By Donna Brazille, Syndicated columnist
The Picayune Item
The new year has picked up where 2012 left off, with America being unnecessarily pushed, again, to the edge of a fiscal cliff. As most national politicians squabble over who should head the Defense Department and posture how much money to cut from the budget, two leaders are — as much as possible — overlooking politics and looking to get things done.
This nation is blessed to have two strong, principled leaders like President Obama and New Jersey Gov. Chris Christie. They understand that proposals may be partisan, but solutions generally have to be bipartisan.
When Hurricane Sandy devastated the upper East Coast, Obama and Christie worked together in good will and without rancor to expedite aid and relief. On the campaign stump, Christie had been one of Obama’s toughest critics. But when the emergency came, the campaign was put on hold. That Obama and Christie were genuinely friendly and truly gracious was obvious to all who saw them interact.
Many Republicans felt betrayed and went into tantrum mode. Christie responded on Twitter: “Today I’m touring NJ with President Obama. Yes, he’s a Democrat, and I’m a Republican. We’re also adults, and this is how adults behave.” Forced to defend himself at a press conference, Christie explained the obvious, that politicians are elected not to carry the water for their party or for lobbyists, but to serve the people. And Obama, he said, “provided help to my people at one of the worst crises that this state has ever faced. ... When somebody does a good job, they deserve credit.”
Weeks later, with the Northeast still reeling from the aftermath of Sandy and in desperate need of federal emergency funds — not just for infrastructure, but for food and shelter for thousands facing a brutal winter without either — the House Republicans went into “not my job” mode.
Speaker John Boehner realized House Republicans would reject any expenditures after the fiscal cliff deal increased revenues. He canceled a vote on $60 billion for Sandy aid. Pressured, he allowed a vote that resulted in $9 billion for now. The rest? Well, House Republicans will get back to you. Conservative columnist Charles Krauthammer, defending Boehner, said he had prevented “a rape of the U.S. Treasury.”
Gov. Christie excoriated House Republicans. Once again, it seems, he had to remind members of his party “how adults behave.”
This brings me to an email from a thoughtful citizen who feels that my last column wasn’t balanced. In it, I said Republican leaders were responsible for the failure to reach a “grand deal” on the fiscal cliff. He felt I should have placed equal blame on Obama for not cutting spending enough.
Fact: Under President Obama, government spending is at its lowest levels since Ronald Reagan’s administration; the 1.4 percent annualized growth of Obama’s first term is considerably less than Reagan’s 8.7 percent or George H.W. Bush’s 5.4 percent. The big-spending presidents have been, ironically, the Republicans.

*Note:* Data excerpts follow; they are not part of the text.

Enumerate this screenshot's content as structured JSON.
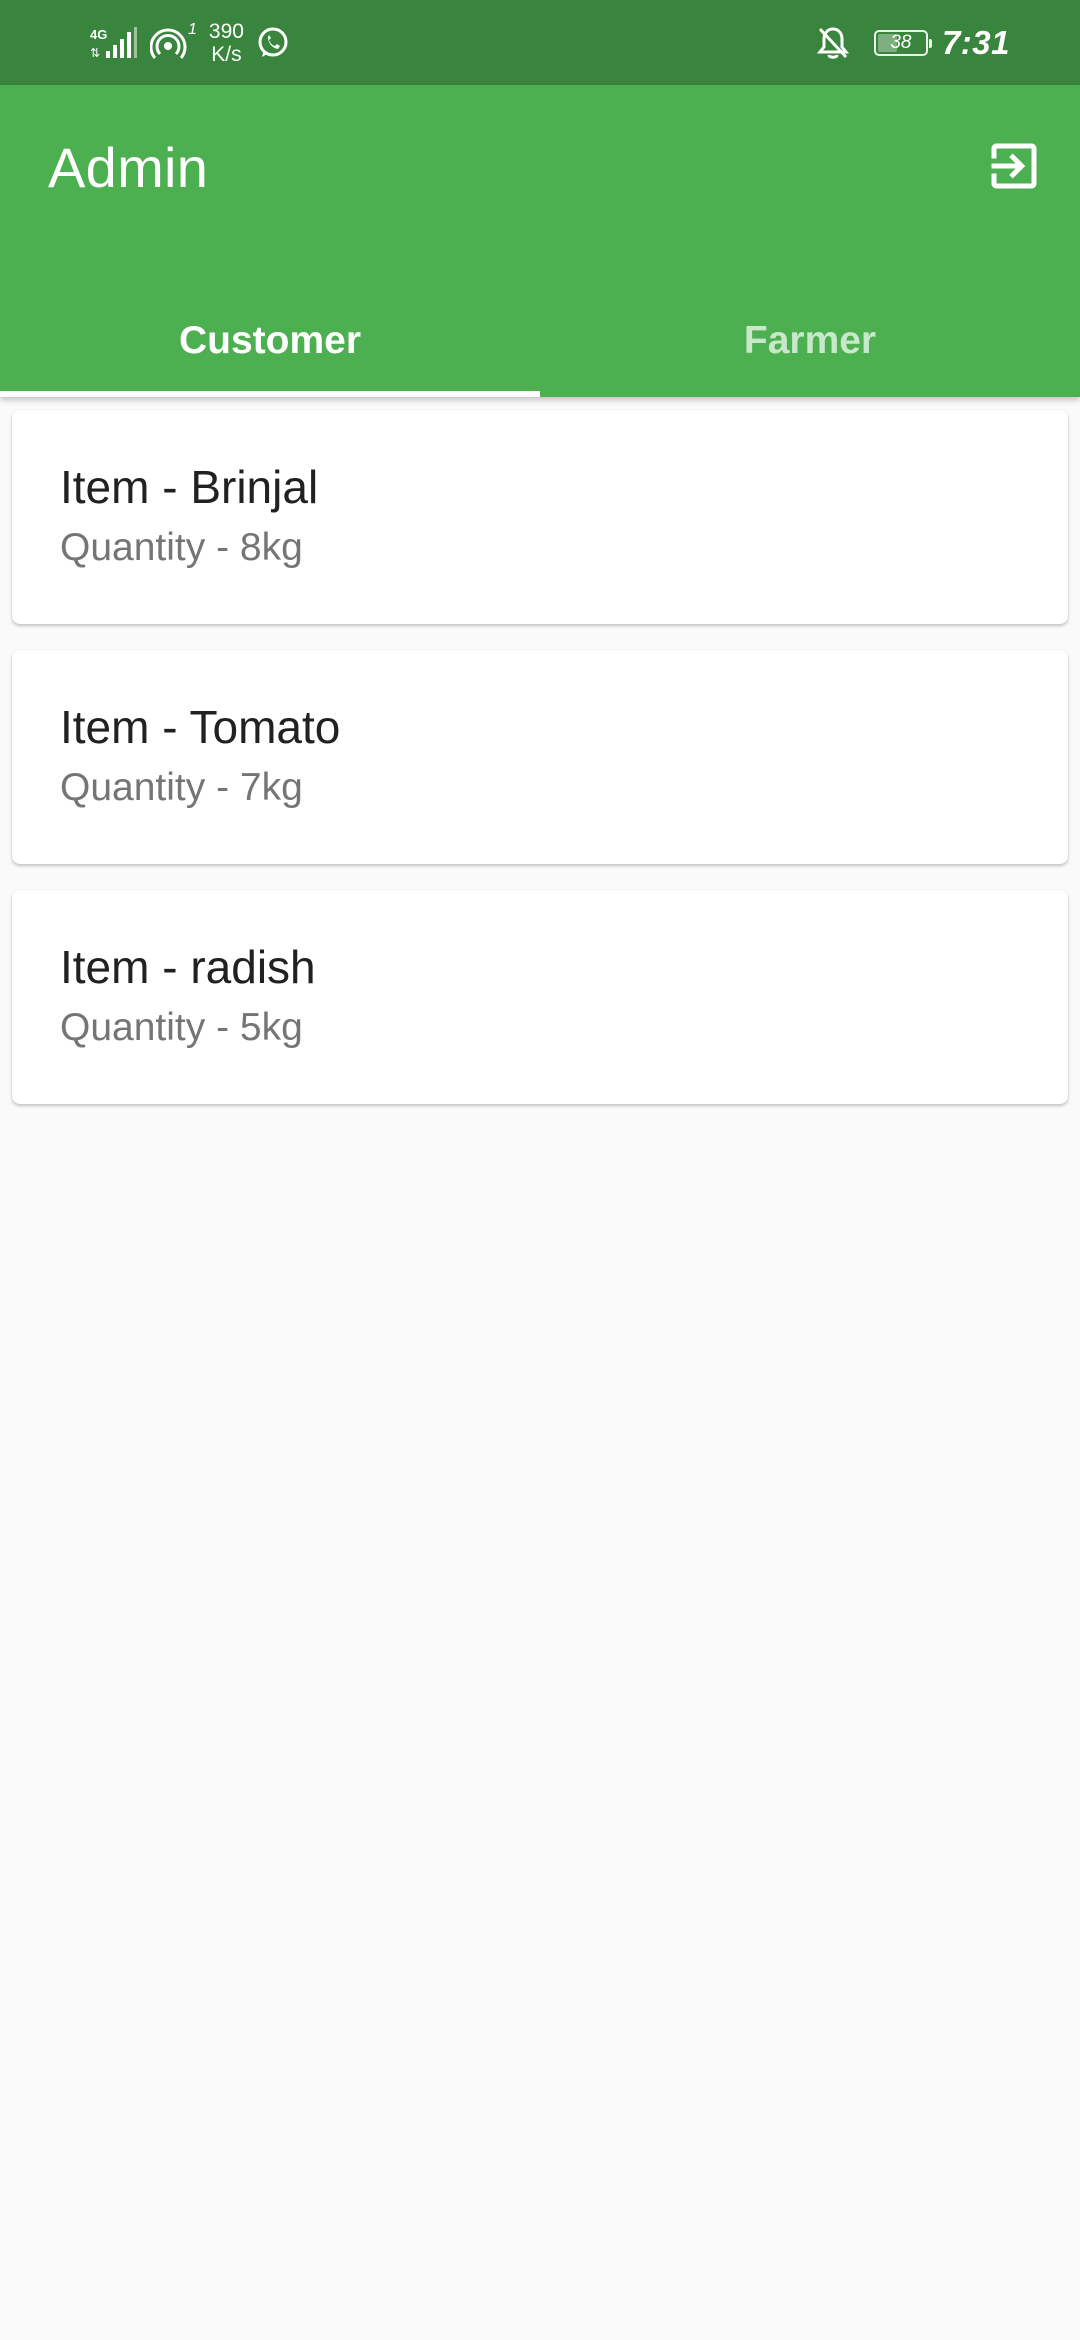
{
  "status_bar": {
    "network_type": "4G",
    "hotspot_count": "1",
    "speed_value": "390",
    "speed_unit": "K/s",
    "battery_level": "38",
    "battery_fraction": 0.38,
    "time": "7:31",
    "icons": [
      "signal-icon",
      "hotspot-icon",
      "whatsapp-icon",
      "bell-off-icon",
      "battery-icon"
    ]
  },
  "app_bar": {
    "title": "Admin",
    "action_icon": "logout-icon",
    "color": "#4caf50"
  },
  "tabs": [
    {
      "label": "Customer",
      "active": true
    },
    {
      "label": "Farmer",
      "active": false
    }
  ],
  "items": [
    {
      "title": "Item - Brinjal",
      "quantity": "Quantity - 8kg"
    },
    {
      "title": "Item - Tomato",
      "quantity": "Quantity - 7kg"
    },
    {
      "title": "Item - radish",
      "quantity": "Quantity - 5kg"
    }
  ],
  "colors": {
    "status_bar": "#3a853e",
    "primary": "#4caf50",
    "background": "#fafafa"
  }
}
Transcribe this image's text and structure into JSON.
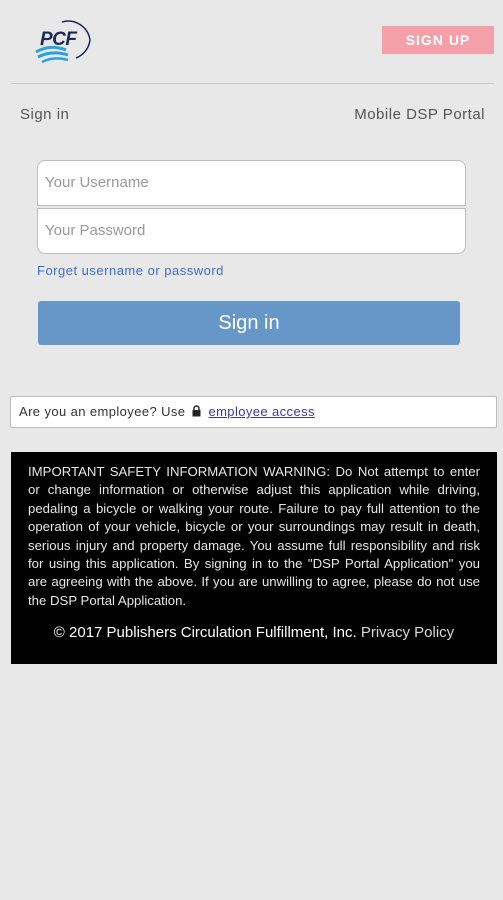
{
  "header": {
    "logo_text": "PCF",
    "signup_label": "SIGN UP"
  },
  "breadcrumb": {
    "left": "Sign in",
    "right": "Mobile DSP Portal"
  },
  "form": {
    "username_placeholder": "Your Username",
    "password_placeholder": "Your Password",
    "forgot_link": "Forget username or password",
    "signin_label": "Sign in"
  },
  "employee": {
    "prompt": "Are you an employee? Use",
    "link": "employee access"
  },
  "warning": {
    "text": "IMPORTANT SAFETY INFORMATION WARNING: Do Not attempt to enter or change information or otherwise adjust this application while driving, pedaling a bicycle or walking your route. Failure to pay full attention to the operation of your vehicle, bicycle or your surroundings may result in death, serious injury and property damage. You assume full responsibility and risk for using this application. By signing in to the \"DSP Portal Application\" you are agreeing with the above. If you are unwilling to agree, please do not use the DSP Portal Application.",
    "copyright": "© 2017 Publishers Circulation Fulfillment, Inc.",
    "privacy_link": "Privacy Policy"
  },
  "colors": {
    "signup_bg": "#f4a0a8",
    "signin_bg": "#6797c9",
    "link": "#3a6fd8",
    "warning_bg": "#000000",
    "page_bg": "#e8e8e8"
  }
}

The reader repeated some of the more egregious and erroneous talking points of the far-right media, including the false comparison between business and government, each of which exists for a different purpose and has a different responsibility. (Business exists to generate profit; government exists to “provide for the general welfare.” Those two purposes may be in conflict.)
His email illustrates why I alternately despair and hope. I hope because of people like Gov. Christie and my email correspondent. Dialogue is still possible.
I despair because, as the media accelerates the radicalization of our politics, such dialogues may become rare. Political scientists, using objective measurements, have documented that both parties have moved toward their edges, but that for every step the Democratic party drifts to the left, the Republican party jumps three to the right.
Today’s Republican Party bears no relation to the party of Eisenhower, Reagan or even the elder Bush. The party isn’t merely divided; it’s splintered among amoral establishment leaders, radical fiscal conservatives and former Rep. Ron Paul’s anti-government libertarians.
This isn’t just a former interim chair of the Democratic National Committee talking. Republican professionals like Steve Schmidt, who ran McCain’s 2008 campaign, have warned that the party must move to the moderate center or risk going out of business.
That would be a shame, because we need everybody’s voice in the dialogue.
Unfortunately, one of the parties has been captured by extremists who want the United States to default on paying for things that they themselves authorized.
Ironically, and to the exasperation of many Democrats, Obama is the moderate. Business Insider reported on a scholarly study that surveyed every vote Congress took since 1789 and compared Obama’s positions to them. It found him to be the most moderate president since World War II.
I didn’t blame Obama, because he isn’t the problem. Now, can we find the decency to just listen to each other and work together?
(Donna Brazile is a senior Democratic strategist, a political commentator and contributor to CNN and ABC News.)